Comme une transposition chrétienne du Dieu Janus, un visage regardant le passé, l’autre tourné vers l’avenir, notre Saint Jean d’été fait face ou front à notre banquet d’ordre, la porte des hommes face à la porte des Dieux, ignorant l’instant présent, la brèche que nous travaillons quand nous ouvrons nos travaux. Le raisin devient vin : « grâce à l’action de la lumière transmutant son eau intérieure par incorporation de la force de la lumière » et ceci sur le chemin des Dieux. Le raisin symbolise notre propre travail intérieur, synthèse de deux contraires, l’eau et le feu. Nourriture spirituelle initiatrice de la connaissance et de l’immortalité, il témoigne de l’activité indispensable de l’esprit sur la matière.

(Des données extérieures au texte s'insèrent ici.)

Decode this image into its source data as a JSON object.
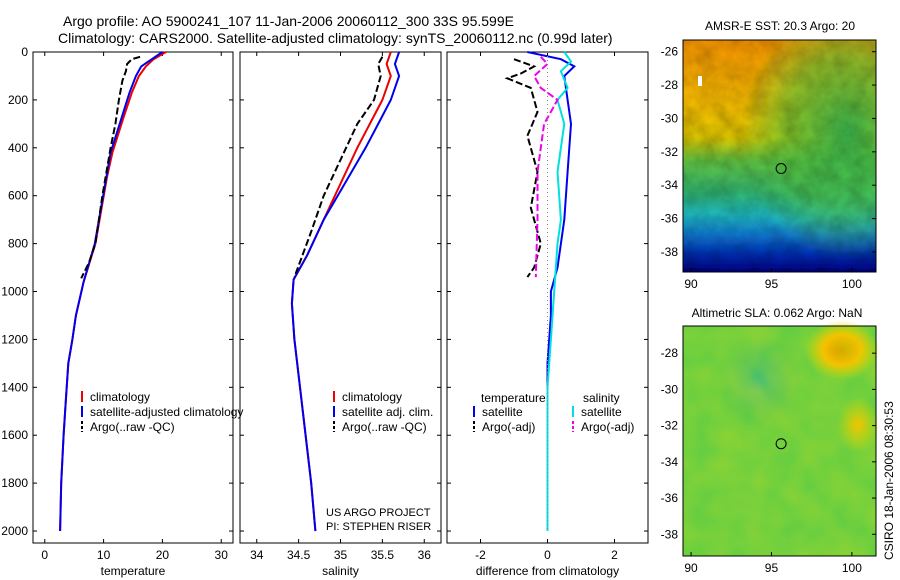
{
  "header": {
    "line1": "Argo profile: AO 5900241_107 11-Jan-2006 20060112_300 33S 95.599E",
    "line2": "Climatology: CARS2000. Satellite-adjusted climatology: synTS_20060112.nc (0.99d later)"
  },
  "colors": {
    "climatology": "#ee0000",
    "satellite": "#0000ee",
    "argo": "#000000",
    "salinity_satellite": "#00e0e0",
    "salinity_argo": "#ee00ee"
  },
  "chart_data": [
    {
      "id": "temperature",
      "type": "line",
      "xlabel": "temperature",
      "xlim": [
        -2,
        32
      ],
      "xticks": [
        0,
        10,
        20,
        30
      ],
      "ylim": [
        2050,
        0
      ],
      "yticks": [
        0,
        200,
        400,
        600,
        800,
        1000,
        1200,
        1400,
        1600,
        1800,
        2000
      ],
      "ylabel": "",
      "legend": [
        "climatology",
        "satellite-adjusted climatology",
        "Argo(..raw -QC)"
      ],
      "series": [
        {
          "name": "climatology",
          "color": "#ee0000",
          "style": "solid",
          "x": [
            20.6,
            18.5,
            17.2,
            16.0,
            14.8,
            13.3,
            11.5,
            10.6,
            8.6,
            6.6,
            5.3,
            4.7,
            4.0,
            3.6,
            3.2,
            2.8,
            2.6
          ],
          "y": [
            0,
            30,
            60,
            100,
            170,
            280,
            420,
            520,
            800,
            960,
            1100,
            1200,
            1300,
            1450,
            1600,
            1800,
            2000
          ]
        },
        {
          "name": "satellite-adjusted climatology",
          "color": "#0000ee",
          "style": "solid",
          "x": [
            20.0,
            18.2,
            16.4,
            15.5,
            14.4,
            13.0,
            11.2,
            10.5,
            8.5,
            6.6,
            5.3,
            4.7,
            4.0,
            3.6,
            3.2,
            2.8,
            2.6
          ],
          "y": [
            0,
            30,
            60,
            100,
            170,
            280,
            420,
            520,
            800,
            960,
            1100,
            1200,
            1300,
            1450,
            1600,
            1800,
            2000
          ]
        },
        {
          "name": "Argo(..raw -QC)",
          "color": "#000000",
          "style": "dashed",
          "x": [
            16.2,
            14.8,
            14.0,
            13.8,
            13.2,
            12.6,
            12.0,
            11.2,
            10.5,
            9.8,
            9.2,
            8.6,
            7.5,
            6.2
          ],
          "y": [
            20,
            30,
            50,
            80,
            120,
            200,
            300,
            400,
            500,
            600,
            700,
            800,
            880,
            945
          ]
        }
      ]
    },
    {
      "id": "salinity",
      "type": "line",
      "xlabel": "salinity",
      "xlim": [
        33.8,
        36.2
      ],
      "xticks": [
        34,
        34.5,
        35,
        35.5,
        36
      ],
      "ylim": [
        2050,
        0
      ],
      "legend": [
        "climatology",
        "satellite adj. clim.",
        "Argo(..raw -QC)"
      ],
      "annotation": [
        "US ARGO PROJECT",
        "PI: STEPHEN RISER"
      ],
      "series": [
        {
          "name": "climatology",
          "color": "#ee0000",
          "style": "solid",
          "x": [
            35.6,
            35.55,
            35.6,
            35.5,
            35.35,
            35.2,
            35.0,
            34.8,
            34.6,
            34.44,
            34.42,
            34.45,
            34.5,
            34.55,
            34.6,
            34.65,
            34.7
          ],
          "y": [
            0,
            50,
            100,
            200,
            300,
            400,
            550,
            700,
            850,
            950,
            1050,
            1200,
            1350,
            1500,
            1650,
            1800,
            2000
          ]
        },
        {
          "name": "satellite adj. clim.",
          "color": "#0000ee",
          "style": "solid",
          "x": [
            35.7,
            35.65,
            35.7,
            35.6,
            35.45,
            35.3,
            35.05,
            34.8,
            34.6,
            34.44,
            34.42,
            34.45,
            34.5,
            34.55,
            34.6,
            34.65,
            34.7
          ],
          "y": [
            0,
            50,
            100,
            200,
            300,
            400,
            550,
            700,
            850,
            950,
            1050,
            1200,
            1350,
            1500,
            1650,
            1800,
            2000
          ]
        },
        {
          "name": "Argo(..raw -QC)",
          "color": "#000000",
          "style": "dashed",
          "x": [
            35.5,
            35.45,
            35.48,
            35.4,
            35.2,
            35.0,
            34.8,
            34.65,
            34.45
          ],
          "y": [
            20,
            50,
            100,
            200,
            300,
            450,
            600,
            750,
            940
          ]
        }
      ]
    },
    {
      "id": "difference",
      "type": "line",
      "xlabel": "difference from climatology",
      "xlim": [
        -3,
        3
      ],
      "xticks": [
        -2,
        0,
        2
      ],
      "ylim": [
        2050,
        0
      ],
      "legend_groups": [
        {
          "title": "temperature",
          "items": [
            "satellite",
            "Argo(-adj)"
          ]
        },
        {
          "title": "salinity",
          "items": [
            "satellite",
            "Argo(-adj)"
          ]
        }
      ],
      "series": [
        {
          "name": "temperature satellite",
          "color": "#0000ee",
          "style": "solid",
          "x": [
            -0.6,
            0.4,
            0.8,
            0.5,
            0.6,
            0.7,
            0.6,
            0.5,
            0.4,
            0.3,
            0.1,
            0.1,
            0.0,
            0.0,
            0.0
          ],
          "y": [
            0,
            30,
            60,
            100,
            200,
            300,
            500,
            700,
            800,
            900,
            1000,
            1100,
            1300,
            1600,
            2000
          ]
        },
        {
          "name": "temperature Argo(-adj)",
          "color": "#000000",
          "style": "dashed",
          "x": [
            -1.0,
            -0.4,
            -0.8,
            -1.2,
            -0.5,
            -0.3,
            -0.6,
            -0.3,
            -0.5,
            -0.2,
            -0.4,
            -0.6
          ],
          "y": [
            30,
            60,
            90,
            110,
            150,
            250,
            350,
            500,
            650,
            800,
            900,
            940
          ]
        },
        {
          "name": "salinity satellite",
          "color": "#00e0e0",
          "style": "solid",
          "x": [
            0.5,
            0.7,
            0.4,
            0.6,
            0.3,
            0.5,
            0.3,
            0.4,
            0.3,
            0.2,
            0.1,
            0.0,
            0.0,
            0.0
          ],
          "y": [
            0,
            40,
            80,
            150,
            200,
            300,
            500,
            700,
            800,
            1000,
            1200,
            1400,
            1700,
            2000
          ]
        },
        {
          "name": "salinity Argo(-adj)",
          "color": "#ee00ee",
          "style": "dashed",
          "x": [
            -0.2,
            0.0,
            -0.4,
            -0.2,
            0.3,
            -0.1,
            -0.3,
            -0.3,
            -0.35
          ],
          "y": [
            20,
            50,
            100,
            150,
            200,
            300,
            500,
            700,
            940
          ]
        },
        {
          "name": "zero line",
          "color": "#888888",
          "style": "dotted",
          "x": [
            0,
            0
          ],
          "y": [
            0,
            2000
          ]
        }
      ]
    },
    {
      "id": "sst-map",
      "type": "heatmap",
      "title": "AMSR-E SST: 20.3 Argo: 20",
      "xticks": [
        90,
        95,
        100
      ],
      "yticks": [
        -26,
        -28,
        -30,
        -32,
        -34,
        -36,
        -38
      ],
      "xlim": [
        89.5,
        101.5
      ],
      "ylim": [
        -39.2,
        -25.3
      ],
      "marker": {
        "lon": 95.6,
        "lat": -33.0
      },
      "colormap": [
        "#ff9900",
        "#ffcc00",
        "#ccdd22",
        "#55cc55",
        "#33bb88",
        "#22bbcc",
        "#1188dd",
        "#0044cc",
        "#000099"
      ]
    },
    {
      "id": "sla-map",
      "type": "heatmap",
      "title": "Altimetric SLA: 0.062 Argo: NaN",
      "xticks": [
        90,
        95,
        100
      ],
      "yticks": [
        -28,
        -30,
        -32,
        -34,
        -36,
        -38
      ],
      "xlim": [
        89.5,
        101.5
      ],
      "ylim": [
        -39.2,
        -26.5
      ],
      "marker": {
        "lon": 95.6,
        "lat": -33.0
      },
      "side_label": "CSIRO 18-Jan-2006 08:30:53"
    }
  ]
}
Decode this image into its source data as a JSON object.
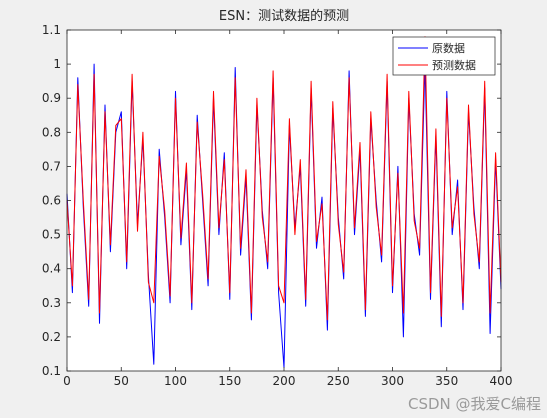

Lors de notre Tenue de Saint Jean d’hiver, le vin sert de lien à la cérémonie, il est l’occasion de construire une relation fraternelle hors du temple, le Banquet d’Ordre est l’occasion de resserrer les liens entre membres, lors de Travaux de Table. Nous portons des Santés d’obligations, ou comme dit Socrate, nous buvons pour l’agrément. Cet euphorisant naturel à l’image de son terroir et de son environnement nous aide à nous rapprocher de l’esprit de l’autre. Ce lien est un peu l’hémoglobine de la pensée aboutie que nous cherchons à construire ensemble, symboliquement bien sûr !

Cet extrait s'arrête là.